Untuk pembuktian batapa besar jasa para ulama dalam memperjuangkan negara ini, saya tidak perlu menyebutkan nama-nama mereka satu persatu. Karena hal tersebut sudah diketahui secara luas, dan nama tokoh-tokohnya pun sudah kita hafal. Salah satu dari mereka pernah menjadi Presiden Republik Indonesia. Dengan demikian, apakah masih rasionalkah kita mencurigai ulama?

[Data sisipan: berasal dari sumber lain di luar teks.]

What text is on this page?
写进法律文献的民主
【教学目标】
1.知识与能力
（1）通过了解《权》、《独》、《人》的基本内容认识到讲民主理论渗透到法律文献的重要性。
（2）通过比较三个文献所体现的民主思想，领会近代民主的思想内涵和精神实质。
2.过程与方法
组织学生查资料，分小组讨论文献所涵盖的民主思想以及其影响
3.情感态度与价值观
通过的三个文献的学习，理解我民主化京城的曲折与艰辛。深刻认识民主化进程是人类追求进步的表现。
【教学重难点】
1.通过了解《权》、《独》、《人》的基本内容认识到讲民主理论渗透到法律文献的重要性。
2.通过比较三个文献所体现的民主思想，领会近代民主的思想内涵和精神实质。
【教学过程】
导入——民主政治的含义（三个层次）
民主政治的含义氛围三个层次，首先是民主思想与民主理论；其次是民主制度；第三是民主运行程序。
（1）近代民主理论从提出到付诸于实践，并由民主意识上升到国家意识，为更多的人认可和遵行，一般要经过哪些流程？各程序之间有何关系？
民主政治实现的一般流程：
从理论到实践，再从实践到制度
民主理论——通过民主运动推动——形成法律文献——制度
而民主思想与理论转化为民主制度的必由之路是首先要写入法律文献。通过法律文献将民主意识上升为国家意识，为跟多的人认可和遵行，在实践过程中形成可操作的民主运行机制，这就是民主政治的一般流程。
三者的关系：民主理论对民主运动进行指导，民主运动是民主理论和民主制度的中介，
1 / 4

Presiden Joko Widodo dalam banyak kesempatan sering mengatakan bahwa beliau merasa perlu dekat dengan para ulama karena yang paling banyak mengatahui persoalan yang dihadapi ummat adalah mereka. Ditambahkan beliau "ulama yang secara langsung bergelut dengan ummat".Â
Sehingga menurut Presiden, untuk menyelesaikan persoalan masyarakat bisa melalui para ulama. Jadi kalau pandangan Presiden saja seperti itu, maka apakah wajar kalau pembantu Presiden berkata lain? Wallahu bisshawab.[]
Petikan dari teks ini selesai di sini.